The Third Leader: Snow business
As I've had to indicate already this week, these are testing times to be British. We've got all these nasty bugs going around, House of Lords reform and the axing of Lord Byron from the curriculum. Now it seems we're also going to have to contend with the recurring phenomenon that always surprises us and has a unique effect on this country: snow.
I imagine that you, like me, having heard the gloomy, doomy forecasts, spent most of yesterday in concentrated preparation for the white hell. Shovel, check. Ice axe, check. Chains, crampons, distress flares, hardtack biscuits, stock cubes, balaclava, raw fish for the Huskies, Ray Mears book, tip for the gritter driver, check. After that, it was just a matter of waiting, edgily, and making sure the diary entry had the right tone.
Forgive me for treating the threat a touch lightly; forgive me, particularly, if you are reading this in your carriage stopped just outside Reading, or you're in the 102nd car on the M6, Exmoor, or somewhere near Scotch Corner.
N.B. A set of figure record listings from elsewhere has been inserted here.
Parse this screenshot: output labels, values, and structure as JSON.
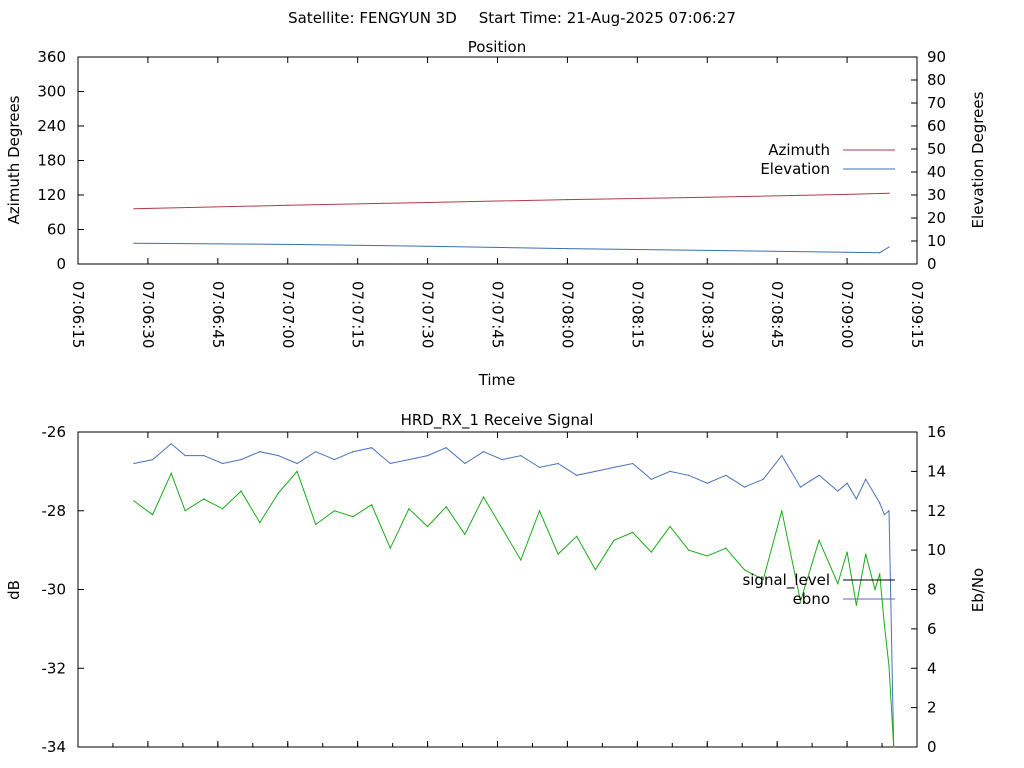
{
  "header": {
    "satellite": "Satellite: FENGYUN 3D",
    "start_time": "Start Time: 21-Aug-2025 07:06:27"
  },
  "chart_data": [
    {
      "type": "line",
      "title": "Position",
      "xlabel": "Time",
      "ylabel": "Azimuth Degrees",
      "y2label": "Elevation Degrees",
      "xlim": [
        "07:06:15",
        "07:09:15"
      ],
      "x_ticks": [
        "07:06:15",
        "07:06:30",
        "07:06:45",
        "07:07:00",
        "07:07:15",
        "07:07:30",
        "07:07:45",
        "07:08:00",
        "07:08:15",
        "07:08:30",
        "07:08:45",
        "07:09:00",
        "07:09:15"
      ],
      "ylim": [
        0,
        360
      ],
      "y_ticks": [
        "0",
        "60",
        "120",
        "180",
        "240",
        "300",
        "360"
      ],
      "y2lim": [
        0,
        90
      ],
      "y2_ticks": [
        "0",
        "10",
        "20",
        "30",
        "40",
        "50",
        "60",
        "70",
        "80",
        "90"
      ],
      "legend_position": "right",
      "series": [
        {
          "name": "Azimuth",
          "axis": "y",
          "color": "#b03a48",
          "x": [
            "07:06:27",
            "07:07:00",
            "07:07:30",
            "07:08:00",
            "07:08:30",
            "07:09:00",
            "07:09:09"
          ],
          "values": [
            96,
            102,
            107,
            112,
            116,
            121,
            123
          ]
        },
        {
          "name": "Elevation",
          "axis": "y2",
          "color": "#3a6fb0",
          "x": [
            "07:06:27",
            "07:07:00",
            "07:07:30",
            "07:08:00",
            "07:08:30",
            "07:09:00",
            "07:09:07",
            "07:09:09"
          ],
          "values": [
            9,
            8.5,
            7.7,
            6.7,
            5.9,
            5.1,
            4.9,
            7.4
          ]
        }
      ]
    },
    {
      "type": "line",
      "title": "HRD_RX_1 Receive Signal",
      "ylabel": "dB",
      "y2label": "Eb/No",
      "xlim": [
        "07:06:15",
        "07:09:15"
      ],
      "ylim": [
        -34,
        -26
      ],
      "y_ticks": [
        "-34",
        "-32",
        "-30",
        "-28",
        "-26"
      ],
      "y2lim": [
        0,
        16
      ],
      "y2_ticks": [
        "0",
        "2",
        "4",
        "6",
        "8",
        "10",
        "12",
        "14",
        "16"
      ],
      "legend_position": "right",
      "series": [
        {
          "name": "signal_level",
          "axis": "y",
          "color": "#4a72b8",
          "x": [
            "07:06:27",
            "07:06:31",
            "07:06:35",
            "07:06:38",
            "07:06:42",
            "07:06:46",
            "07:06:50",
            "07:06:54",
            "07:06:58",
            "07:07:02",
            "07:07:06",
            "07:07:10",
            "07:07:14",
            "07:07:18",
            "07:07:22",
            "07:07:26",
            "07:07:30",
            "07:07:34",
            "07:07:38",
            "07:07:42",
            "07:07:46",
            "07:07:50",
            "07:07:54",
            "07:07:58",
            "07:08:02",
            "07:08:06",
            "07:08:10",
            "07:08:14",
            "07:08:18",
            "07:08:22",
            "07:08:26",
            "07:08:30",
            "07:08:34",
            "07:08:38",
            "07:08:42",
            "07:08:46",
            "07:08:50",
            "07:08:54",
            "07:08:58",
            "07:09:00",
            "07:09:02",
            "07:09:04",
            "07:09:06",
            "07:09:07",
            "07:09:08",
            "07:09:09",
            "07:09:10"
          ],
          "values": [
            -26.8,
            -26.7,
            -26.3,
            -26.6,
            -26.6,
            -26.8,
            -26.7,
            -26.5,
            -26.6,
            -26.8,
            -26.5,
            -26.7,
            -26.5,
            -26.4,
            -26.8,
            -26.7,
            -26.6,
            -26.4,
            -26.8,
            -26.5,
            -26.7,
            -26.6,
            -26.9,
            -26.8,
            -27.1,
            -27.0,
            -26.9,
            -26.8,
            -27.2,
            -27.0,
            -27.1,
            -27.3,
            -27.1,
            -27.4,
            -27.2,
            -26.6,
            -27.4,
            -27.1,
            -27.5,
            -27.3,
            -27.7,
            -27.2,
            -27.6,
            -27.8,
            -28.1,
            -28.0,
            -34.0
          ]
        },
        {
          "name": "ebno",
          "axis": "y2",
          "color": "#1aaa1a",
          "x": [
            "07:06:27",
            "07:06:31",
            "07:06:35",
            "07:06:38",
            "07:06:42",
            "07:06:46",
            "07:06:50",
            "07:06:54",
            "07:06:58",
            "07:07:02",
            "07:07:06",
            "07:07:10",
            "07:07:14",
            "07:07:18",
            "07:07:22",
            "07:07:26",
            "07:07:30",
            "07:07:34",
            "07:07:38",
            "07:07:42",
            "07:07:46",
            "07:07:50",
            "07:07:54",
            "07:07:58",
            "07:08:02",
            "07:08:06",
            "07:08:10",
            "07:08:14",
            "07:08:18",
            "07:08:22",
            "07:08:26",
            "07:08:30",
            "07:08:34",
            "07:08:38",
            "07:08:42",
            "07:08:46",
            "07:08:50",
            "07:08:54",
            "07:08:58",
            "07:09:00",
            "07:09:02",
            "07:09:04",
            "07:09:06",
            "07:09:07",
            "07:09:08",
            "07:09:09",
            "07:09:10"
          ],
          "values": [
            12.5,
            11.8,
            13.9,
            12.0,
            12.6,
            12.1,
            13.0,
            11.4,
            12.9,
            14.0,
            11.3,
            12.0,
            11.7,
            12.3,
            10.1,
            12.1,
            11.2,
            12.2,
            10.8,
            12.7,
            11.1,
            9.5,
            12.0,
            9.8,
            10.7,
            9.0,
            10.5,
            10.9,
            9.9,
            11.2,
            10.0,
            9.7,
            10.1,
            9.0,
            8.5,
            12.0,
            7.4,
            10.5,
            8.3,
            9.9,
            7.2,
            9.8,
            8.0,
            8.8,
            6.2,
            4.1,
            0.0
          ]
        }
      ]
    }
  ]
}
My excuse - and everyone's, really - is that it surprises us because, more often than not, it doesn't.
Proceeding cautiously, then, I imagine that we all, wherever and however we are, will need to exercise our famous sense of humour, which has been expressly developed to meet the challenges of times such as these.
I've always liked, for example: "Knock, knock. Who's there? Emma. Emma who? Emma flaming cold out here, let me in." My favourite, though, remains one snowman saying to the other, "Is it me, or can you smell carrot, too?"